Growth of London’s indy restaurant scene slows down


The giddy pace of independent London restaurant openings slackened in the last 12 months, according to the latest, 27th edition of Harden’s London Restaurants published on 9 November, which recorded 193 newcomers in its new edition, compared to 200 the previous year.

The rate of restaurant closings however continued to rise from 76 to 84 – the third highest year on record (the record of 113 was set in 2004). Net openings of 109 (193-84) were lower by 12% than the previous year’s 124 (200-76).

Ratings and reviews in the guide are based on one of the UK’s most detailed annual polls of restaurant-goers, with some 7,500 people contributing 50,000 reports for the 2017 edition.

The Araki The UK’s most expensive restaurant, run by three-Michelin-star chef, Mitsuhiro Araki, for the second year achieved the highest average food rating for: “world-class” sushi that’s “as close to Japan as you can get in London”, theatrically served by numerous chefs (including Mr Araki) to just nine diners.

Marianne Chef Marianne Lumb entered the top-5 highest scoring restaurants for food (winning the ‘Top Gastronomic Experience Award’ at the Harden’s London Restaurant Awards 2017). Her “very special” petite, Notting Hill-fringe venue is “perfect for a romantic evening” with cooking that’s “peerless perfection”.

Jamavar Not only the highest rated newcomer (and winner of the ‘Top Newcomer’ award at the Harden’s London Restaurant Awards 2017), but also already the highest rated Indian restaurant in the capital.

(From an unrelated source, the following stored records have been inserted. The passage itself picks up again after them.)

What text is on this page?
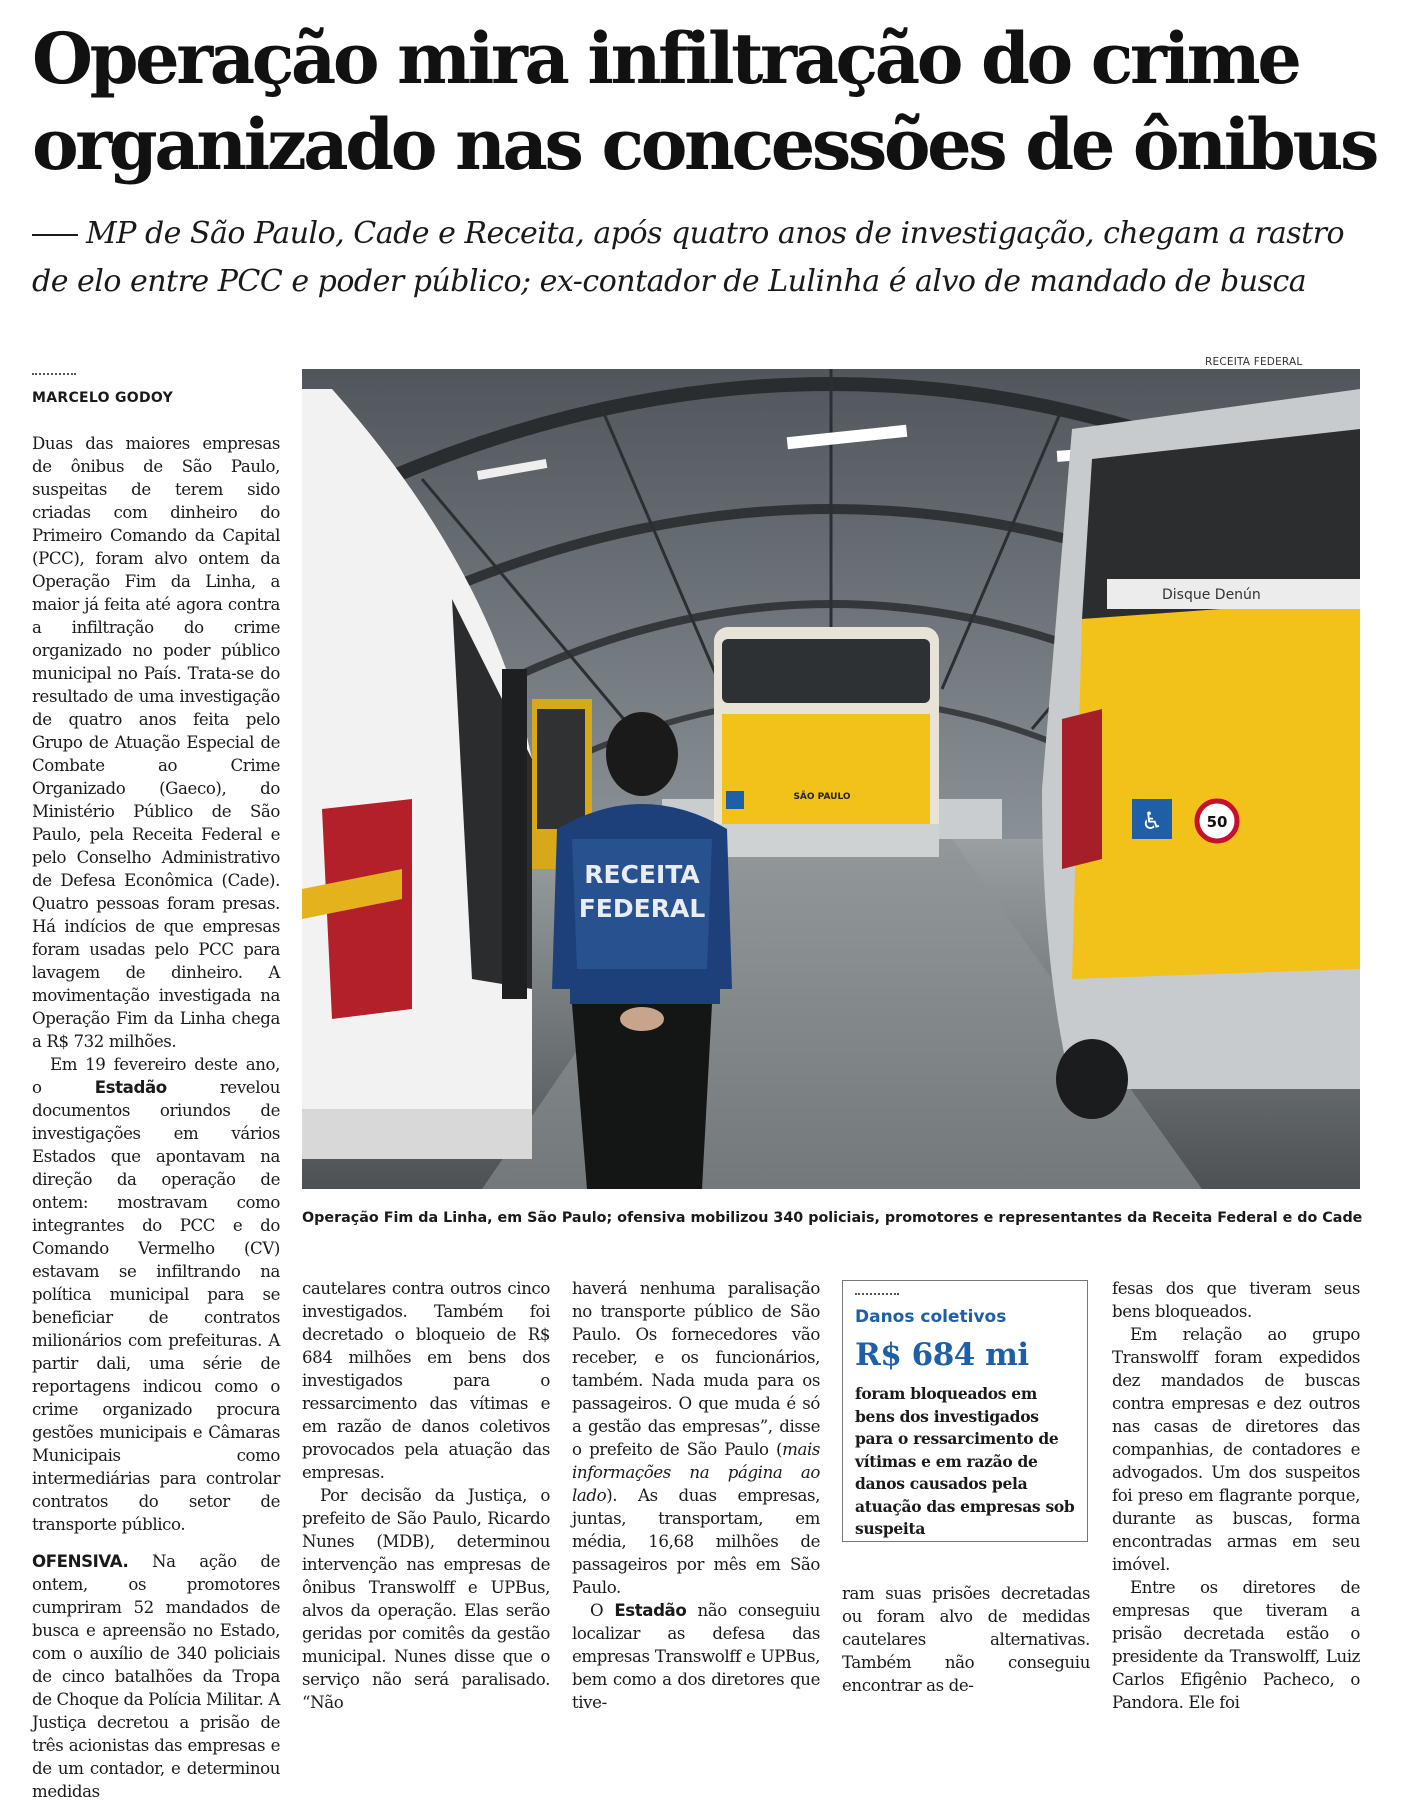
Operação mira infiltração do crime
organizado nas concessões de ônibus
MP de São Paulo, Cade e Receita, após quatro anos de investigação, chegam a rastro
de elo entre PCC e poder público; ex-contador de Lulinha é alvo de mandado de busca
MARCELO GODOY
RECEITA FEDERAL
SÃO PAULO
Disque Denún
♿	50
RECEITA
FEDERAL
Operação Fim da Linha, em São Paulo; ofensiva mobilizou 340 policiais, promotores e representantes da Receita Federal e do Cade

Duas das maiores empresas de ônibus de São Paulo, suspeitas de terem sido criadas com dinheiro do Primeiro Comando da Capital (PCC), foram alvo ontem da Operação Fim da Linha, a maior já feita até agora contra a infiltração do crime organizado no poder público municipal no País. Trata-se do resultado de uma investigação de quatro anos feita pelo Grupo de Atuação Especial de Combate ao Crime Organizado (Gaeco), do Ministério Público de São Paulo, pela Receita Federal e pelo Conselho Administrativo de Defesa Econômica (Cade). Quatro pessoas foram presas. Há indícios de que empresas foram usadas pelo PCC para lavagem de dinheiro. A movimentação investigada na Operação Fim da Linha chega a R$ 732 milhões.

Em 19 fevereiro deste ano, o Estadão revelou documentos oriundos de investigações em vários Estados que apontavam na direção da operação de ontem: mostravam como integrantes do PCC e do Comando Vermelho (CV) estavam se infiltrando na política municipal para se beneficiar de contratos milionários com prefeituras. A partir dali, uma série de reportagens indicou como o crime organizado procura gestões municipais e Câmaras Municipais como intermediárias para controlar contratos do setor de transporte público.

OFENSIVA. Na ação de ontem, os promotores cumpriram 52 mandados de busca e apreensão no Estado, com o auxílio de 340 policiais de cinco batalhões da Tropa de Choque da Polícia Militar. A Justiça decretou a prisão de três acionistas das empresas e de um contador, e determinou medidas

cautelares contra outros cinco investigados. Também foi decretado o bloqueio de R$ 684 milhões em bens dos investigados para o ressarcimento das vítimas e em razão de danos coletivos provocados pela atuação das empresas.

Por decisão da Justiça, o prefeito de São Paulo, Ricardo Nunes (MDB), determinou intervenção nas empresas de ônibus Transwolff e UPBus, alvos da operação. Elas serão geridas por comitês da gestão municipal. Nunes disse que o serviço não será paralisado. “Não

haverá nenhuma paralisação no transporte público de São Paulo. Os fornecedores vão receber, e os funcionários, também. Nada muda para os passageiros. O que muda é só a gestão das empresas”, disse o prefeito de São Paulo (mais informações na página ao lado). As duas empresas, juntas, transportam, em média, 16,68 milhões de passageiros por mês em São Paulo.

O Estadão não conseguiu localizar as defesa das empresas Transwolff e UPBus, bem como a dos diretores que tive-

Danos coletivos
R$ 684 mi
foram bloqueados em bens dos investigados para o ressarcimento de vítimas e em razão de danos causados pela atuação das empresas sob suspeita

ram suas prisões decretadas ou foram alvo de medidas cautelares alternativas. Também não conseguiu encontrar as de-

fesas dos que tiveram seus bens bloqueados.

Em relação ao grupo Transwolff foram expedidos dez mandados de buscas contra empresas e dez outros nas casas de diretores das companhias, de contadores e advogados. Um dos suspeitos foi preso em flagrante porque, durante as buscas, forma encontradas armas em seu imóvel.

Entre os diretores de empresas que tiveram a prisão decretada estão o presidente da Transwolff, Luiz Carlos Efigênio Pacheco, o Pandora. Ele foi
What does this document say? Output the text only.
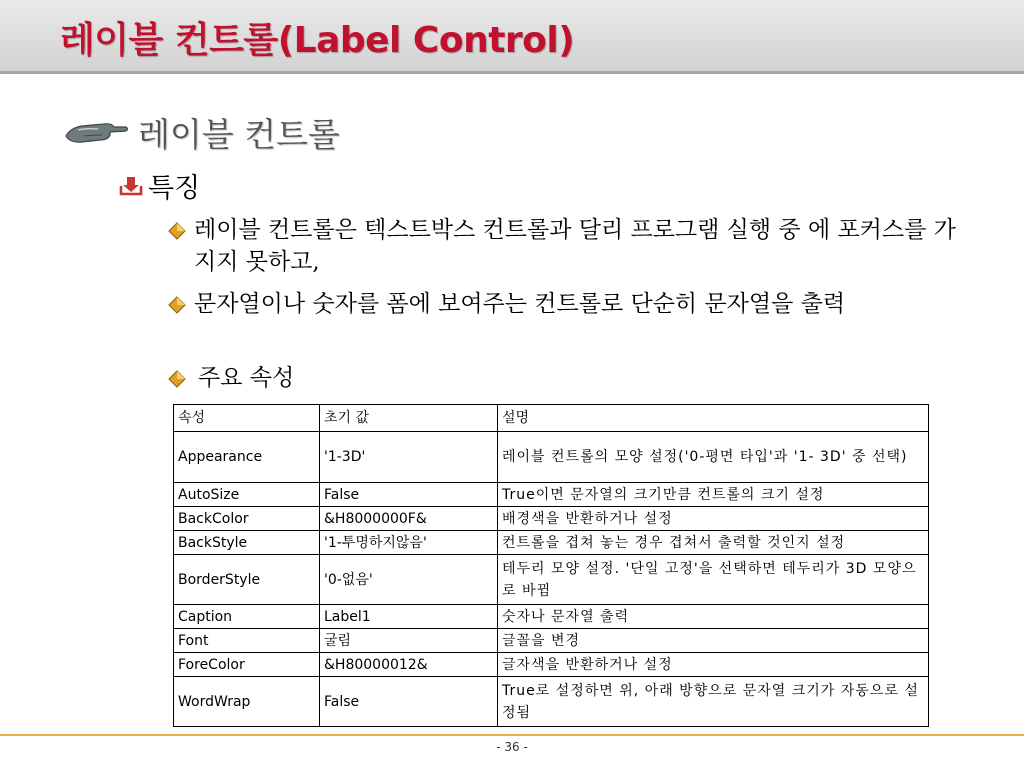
레이블 컨트롤(Label Control)
레이블 컨트롤
특징
레이블 컨트롤은 텍스트박스 컨트롤과 달리 프로그램 실행 중 에 포커스를 가지지 못하고,
문자열이나 숫자를 폼에 보여주는 컨트롤로 단순히 문자열을 출력
주요 속성
속성	초기 값	설명
Appearance	'1-3D'	레이블 컨트롤의 모양 설정('0-평면 타입'과 '1- 3D' 중 선택)
AutoSize	False	True이면 문자열의 크기만큼 컨트롤의 크기 설정
BackColor	&H8000000F&	배경색을 반환하거나 설정
BackStyle	'1-투명하지않음'	컨트롤을 겹쳐 놓는 경우 겹쳐서 출력할 것인지 설정
BorderStyle	'0-없음'	테두리 모양 설정. '단일 고정'을 선택하면 테두리가 3D 모양으로 바뀜
Caption	Label1	숫자나 문자열 출력
Font	굴림	글꼴을 변경
ForeColor	&H80000012&	글자색을 반환하거나 설정
WordWrap	False	True로 설정하면 위, 아래 방향으로 문자열 크기가 자동으로 설정됨
- 36 -
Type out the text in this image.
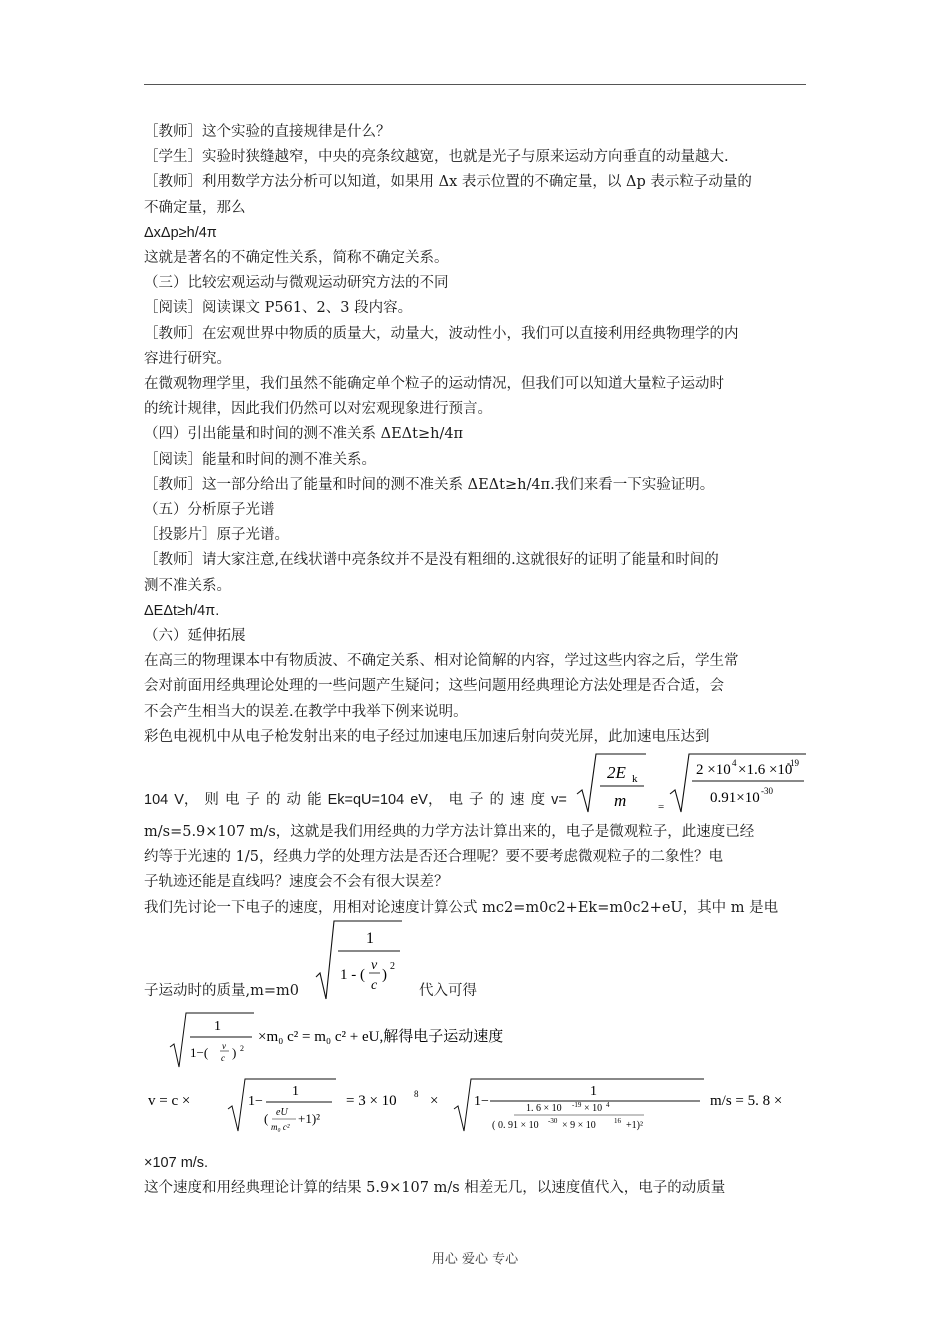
［教师］这个实验的直接规律是什么？

［学生］实验时狭缝越窄，中央的亮条纹越宽，也就是光子与原来运动方向垂直的动量越大.

［教师］利用数学方法分析可以知道，如果用 Δx 表示位置的不确定量，以 Δp 表示粒子动量的

不确定量，那么

ΔxΔp≥h/4π

这就是著名的不确定性关系，简称不确定关系。

（三）比较宏观运动与微观运动研究方法的不同

［阅读］阅读课文 P561、2、3 段内容。

［教师］在宏观世界中物质的质量大，动量大，波动性小，我们可以直接利用经典物理学的内

容进行研究。

在微观物理学里，我们虽然不能确定单个粒子的运动情况，但我们可以知道大量粒子运动时

的统计规律，因此我们仍然可以对宏观现象进行预言。

（四）引出能量和时间的测不准关系 ΔEΔt≥h/4π

［阅读］能量和时间的测不准关系。

［教师］这一部分给出了能量和时间的测不准关系 ΔEΔt≥h/4π.我们来看一下实验证明。

（五）分析原子光谱

［投影片］原子光谱。

［教师］请大家注意,在线状谱中亮条纹并不是没有粗细的.这就很好的证明了能量和时间的

测不准关系。

ΔEΔt≥h/4π.

（六）延伸拓展

在高三的物理课本中有物质波、不确定关系、相对论简解的内容，学过这些内容之后，学生常

会对前面用经典理论处理的一些问题产生疑问；这些问题用经典理论方法处理是否合适，会

不会产生相当大的误差.在教学中我举下例来说明。

彩色电视机中从电子枪发射出来的电子经过加速电压加速后射向荧光屏，此加速电压达到

104 V， 则 电 子 的 动 能 Ek=qU=104 eV， 电 子 的 速 度 v=
2E k
m	=
2 ×10 4 ×1.6 ×10
-19
0.91×10 -30

m/s=5.9×107 m/s，这就是我们用经典的力学方法计算出来的，电子是微观粒子，此速度已经

约等于光速的 1/5，经典力学的处理方法是否还合理呢？要不要考虑微观粒子的二象性？电

子轨迹还能是直线吗？速度会不会有很大误差？

我们先讨论一下电子的速度，用相对论速度计算公式 mc2=m0c2+Ek=m0c2+eU，其中 m 是电

子运动时的质量,m=m0
1
1 - (
v
c
)
2
代入可得
1
1−( v
c ) 2
×m₀ c² = m₀ c² + eU,解得电子运动速度
v = c ×	1−
1
( eU
m₀ c²
+1)²
= 3 × 10 8 ×	1−
1
1. 6 × 10 -19 × 10 4
( 0. 91 × 10 -30 × 9 × 10	16 +1)²
m/s = 5. 8 ×

×107 m/s.

这个速度和用经典理论计算的结果 5.9×107 m/s 相差无几，以速度值代入，电子的动质量

用心 爱心 专心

The “expert” cooking is “genuinely top class” (while “still remaining properly authentic to the flavours you might find in New Delhi or Mumbai”).

Kiln Soho haunt serving “palate-searing” Thai dishes from the charcoal grill, it entered the top-5 highest scoring restaurants in its price bracket and was crowned Top Cheap Eat at the Harden’s London Restaurant Awards 2017.